La deuxième fois était plus difficile à digérer parce que j’ai compris qu’il n’y aurait pas de solidarité entre nous joueurs, entre clubs, entre dirigeants. Et c’est là où je me suis dit que c’était peut-être plus grave que ce que je pensais.


Sur les deux incidents, les seules excuses que j’ai eues et où j’ai senti que c’était sincère, c’était Christophe Galtier. Il y a eu des excuses de la part des dirigeants niçois mais c’était en commission et je pense que c’était plus pour se défendre devant la commission. Je n’ai pas senti de sincérité dans ces excuses-là.


À Lyon, il y a eu des tweets de faits mais pareil, je pense que c’était plus pour se défendre. Il n’y a pas eu de nouvelles de demandées que ce soit des joueurs, de l’arbitre, des délégués. Donc c’est là où j’ai compris qu’il y avait beaucoup de travail à faire pour un truc "normal".”


Incidents Lyon-OM, après ceux de Nice-OM, l’histoire se répète. Voici ce qu’il s’est passé lors des incidents qui ont perturbé le match de football Lyon-OM.


Comment as-tu vécu ces deux heures à Lyon ?


“Mentalement c’est difficile, on se dit que c’est la deuxième fois. On pense aussi à nos proches qui doivent s’inquiéter, parce qu’à Nice il y a quand même eu un envahissement de terrain aussi, chose qui n’est pas banale.

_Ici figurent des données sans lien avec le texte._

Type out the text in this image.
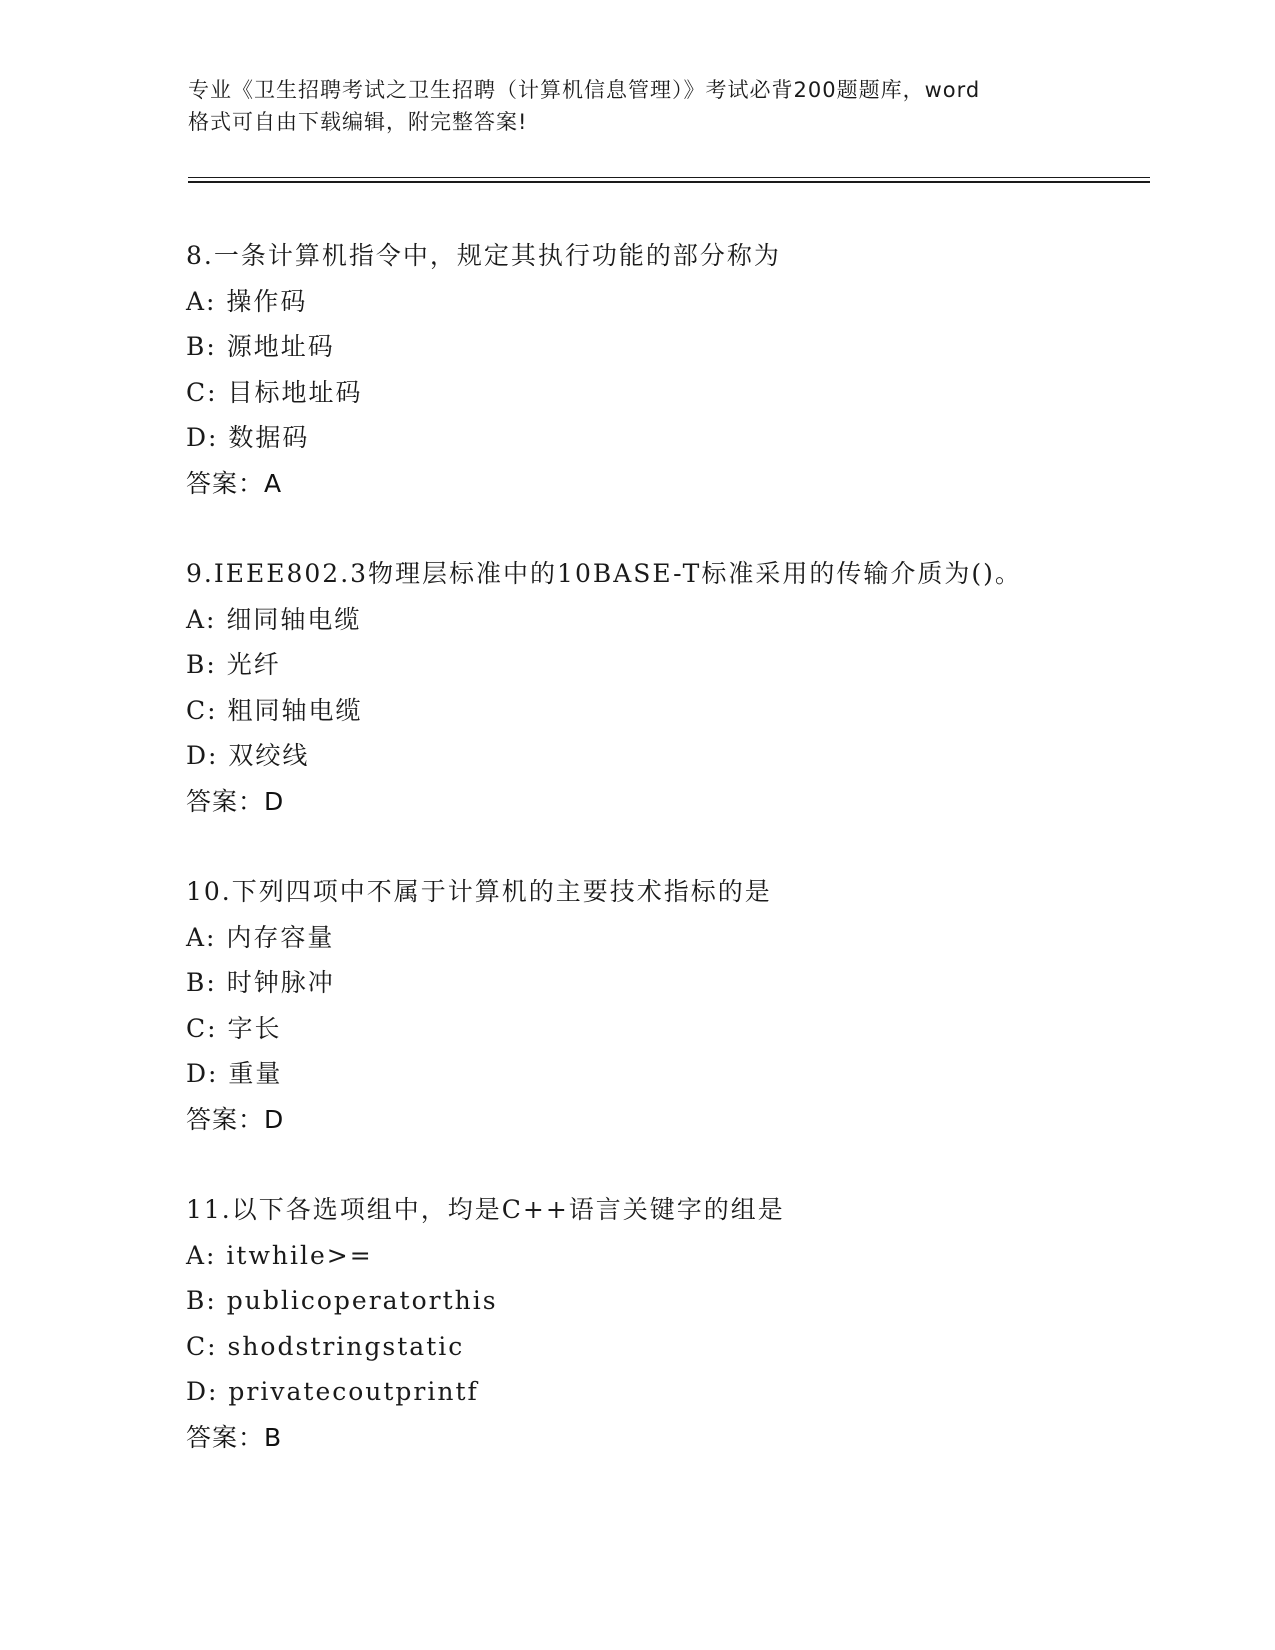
专业《卫生招聘考试之卫生招聘（计算机信息管理）》考试必背200题题库，word
格式可自由下载编辑，附完整答案!
8.一条计算机指令中，规定其执行功能的部分称为
A: 操作码
B: 源地址码
C: 目标地址码
D: 数据码
答案：A
9.IEEE802.3物理层标准中的10BASE-T标准采用的传输介质为()。
A: 细同轴电缆
B: 光纤
C: 粗同轴电缆
D: 双绞线
答案：D
10.下列四项中不属于计算机的主要技术指标的是
A: 内存容量
B: 时钟脉冲
C: 字长
D: 重量
答案：D
11.以下各选项组中，均是C++语言关键字的组是
A: itwhile>=
B: publicoperatorthis
C: shodstringstatic
D: privatecoutprintf
答案：B
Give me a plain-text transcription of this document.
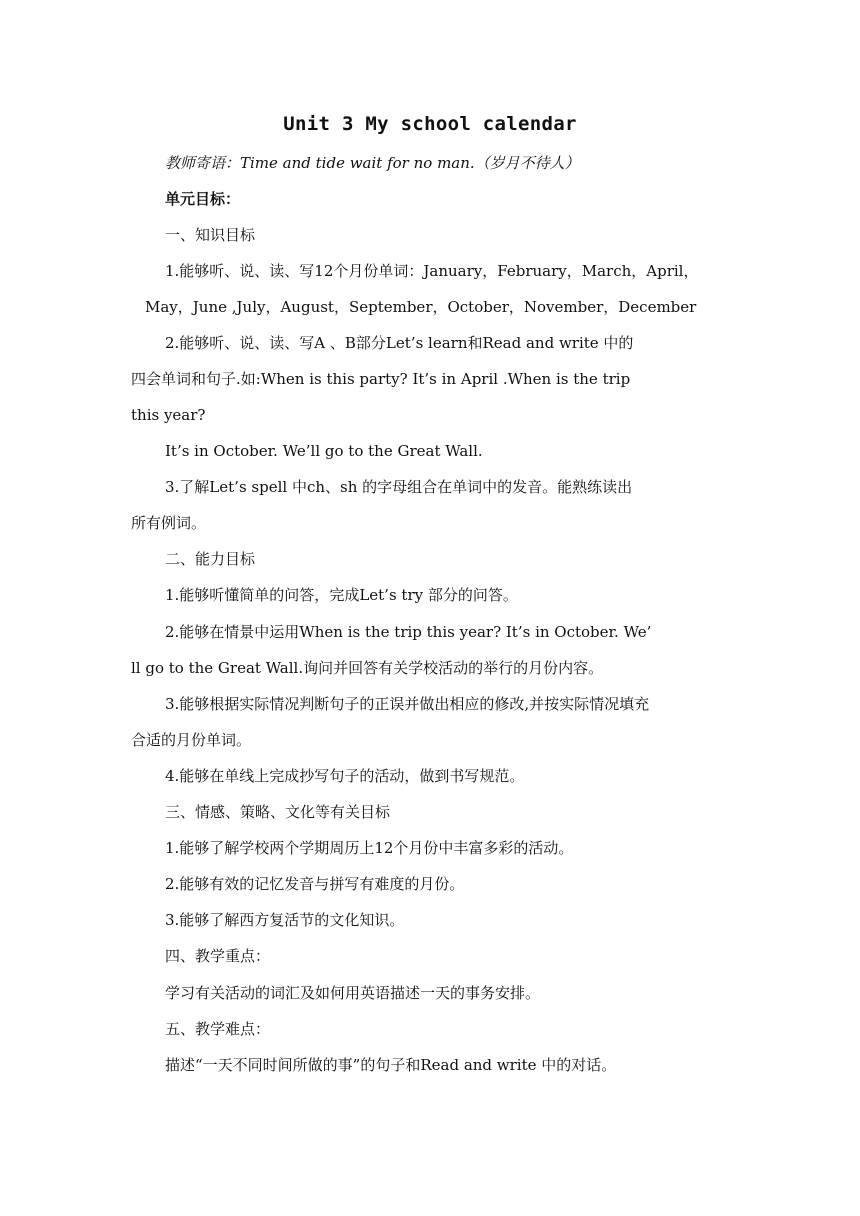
Unit 3 My school calendar
教师寄语：Time and tide wait for no man.（岁月不待人）
单元目标：
一、知识目标
1.能够听、说、读、写12个月份单词：January，February，March，April，
May，June ,July，August，September，October，November，December
2.能够听、说、读、写A 、B部分Let’s learn和Read and write 中的
四会单词和句子.如:When is this party? It’s in April .When is the trip
this year?
It’s in October. We’ll go to the Great Wall.
3.了解Let’s spell 中ch、sh 的字母组合在单词中的发音。能熟练读出
所有例词。
二、能力目标
1.能够听懂简单的问答，完成Let’s try 部分的问答。
2.能够在情景中运用When is the trip this year? It’s in October. We’
ll go to the Great Wall.询问并回答有关学校活动的举行的月份内容。
3.能够根据实际情况判断句子的正误并做出相应的修改,并按实际情况填充
合适的月份单词。
4.能够在单线上完成抄写句子的活动，做到书写规范。
三、情感、策略、文化等有关目标
1.能够了解学校两个学期周历上12个月份中丰富多彩的活动。
2.能够有效的记忆发音与拼写有难度的月份。
3.能够了解西方复活节的文化知识。
四、教学重点：
学习有关活动的词汇及如何用英语描述一天的事务安排。
五、教学难点：
描述“一天不同时间所做的事”的句子和Read and write 中的对话。
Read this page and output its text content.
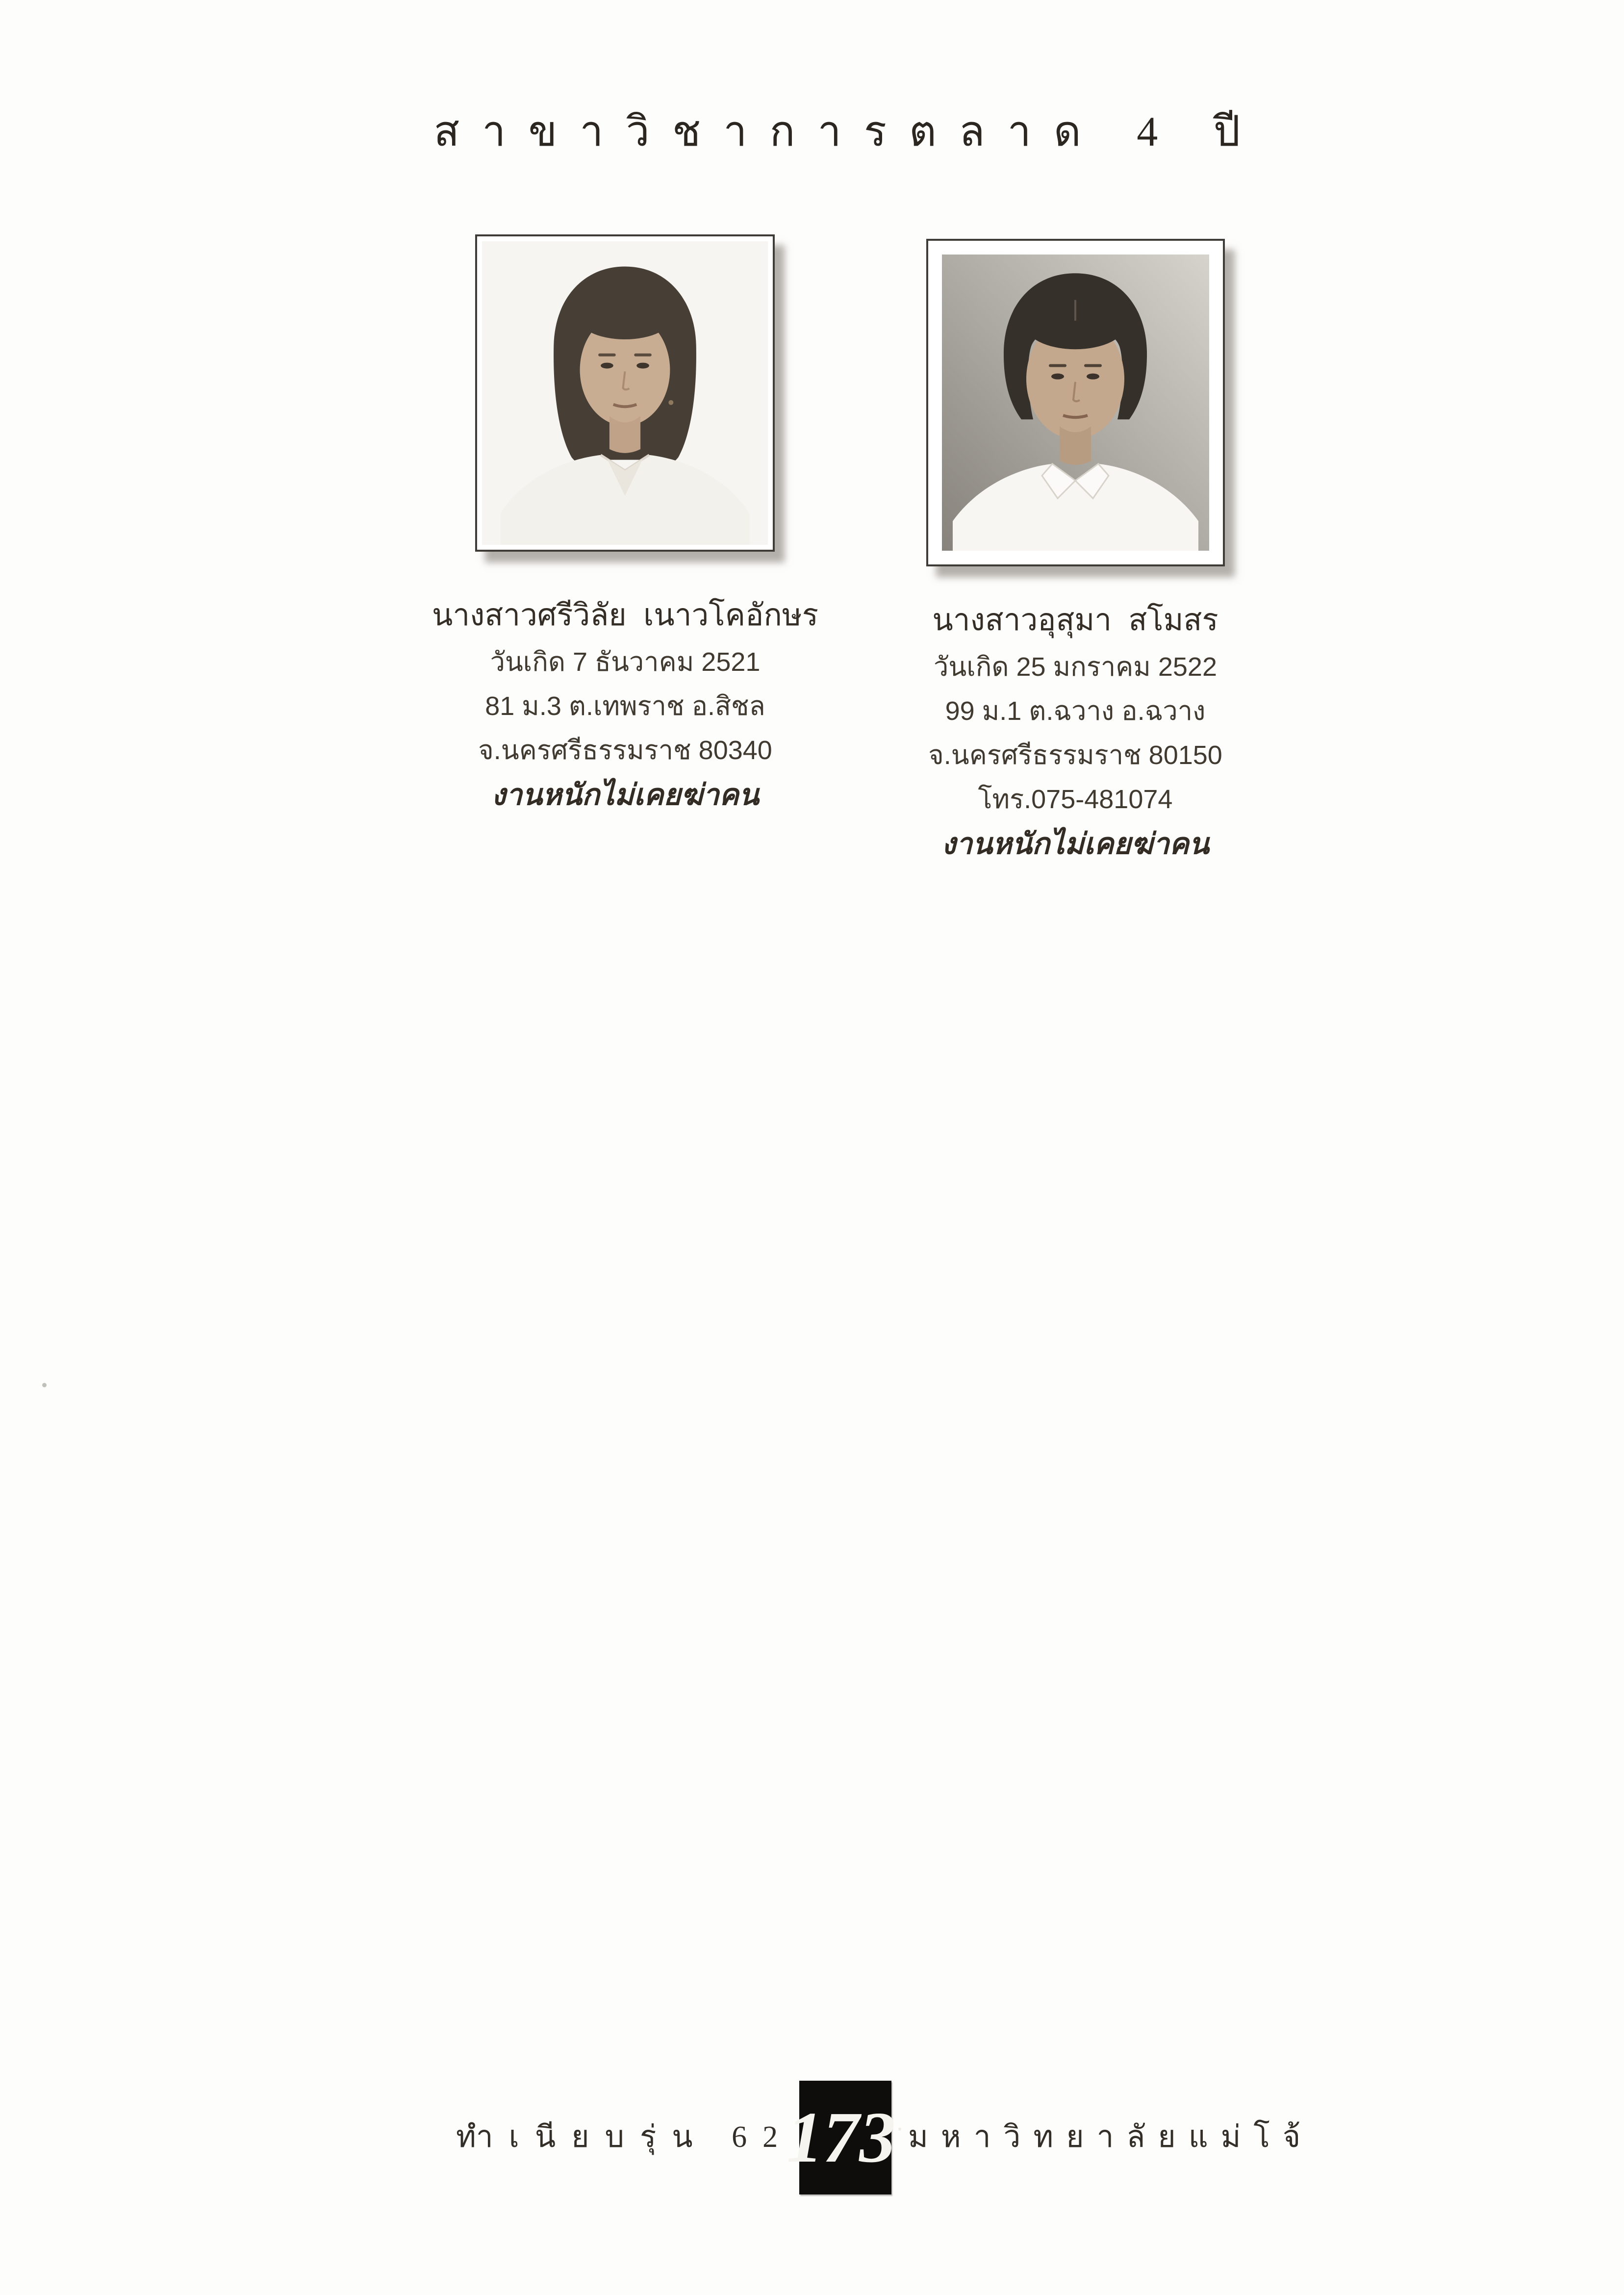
สาขาวิชาการตลาด 4 ปี
นางสาวศรีวิลัย  เนาวโคอักษร
วันเกิด 7 ธันวาคม 2521
81 ม.3 ต.เทพราช อ.สิชล
จ.นครศรีธรรมราช 80340
งานหนักไม่เคยฆ่าคน
นางสาวอุสุมา  สโมสร
วันเกิด 25 มกราคม 2522
99 ม.1 ต.ฉวาง อ.ฉวาง
จ.นครศรีธรรมราช 80150
โทร.075-481074
งานหนักไม่เคยฆ่าคน
ทำเนียบรุ่น 62
173 · มหาวิทยาลัยแม่โจ้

Au-delà de la rancœur, moi, ce que j’ai voulu, c’est commencer à trouver des solutions pour que cela n’arrive plus. Et je l’ai dit : que ce soit sur Payet, sur Neymar ou Mbappé ou Aouar, là, il n’y a plus de clubs, il n’y a plus de rivalités, c’est vraiment protéger les joueurs.


Les deux fois, mes enfants étaient devant la télé. Ils ont vu ça en direct, donc forcément c’était un peu la panique pour eux. Après j’ai essayé rapidement de leur donner des nouvelles dans le vestiaire pour leur dire qu’il n’y avait rien de grave.


Mais ce ne sont pas de belles images à voir pour des enfants, que ce soit les miens ou d’autres d’ailleurs ! C’est aussi sensibiliser ces enfants-là qui seront des supporters demain et qui, je l’espère, ne feront pas les mêmes erreurs que d'autres.”


En direct du Stade Vélodrome, le joueur de football Didier Drogba est revenu sur les 5 moments qui ont changé sa vie.


Il y a eu cette tribune du Monde où tu avais des mots forts : "Est-ce que je dois arrêter de jouer au football ?” Arrêter, est-ce que tu y as pensé à un moment ou un autre ?”


“Pas d’arrêter de jouer au football, parce que je ne suis pas quelqu’un qui baisse les bras. Et on ne m’empêchera pas de faire ce que j’aime, de faire ma passion mais c’était surtout pour dire : "Est-ce que, nous, nous sommes fautifs aujourd’hui, les joueurs ?"


Il est vrai que ça a fait beaucoup parler, mais qui a donné le début d’une solution ? Qui a dit : “il faut faire ça vraiment pour que ça s’arrête ?” Personne.


Il y a aussi l’adaptation vis-à-vis de ton propre comportement, tu disais que tu es une personne qui aime bien charrier, célébrer les buts d’une certaine façon et quelque part, tu as dû modifier cela ?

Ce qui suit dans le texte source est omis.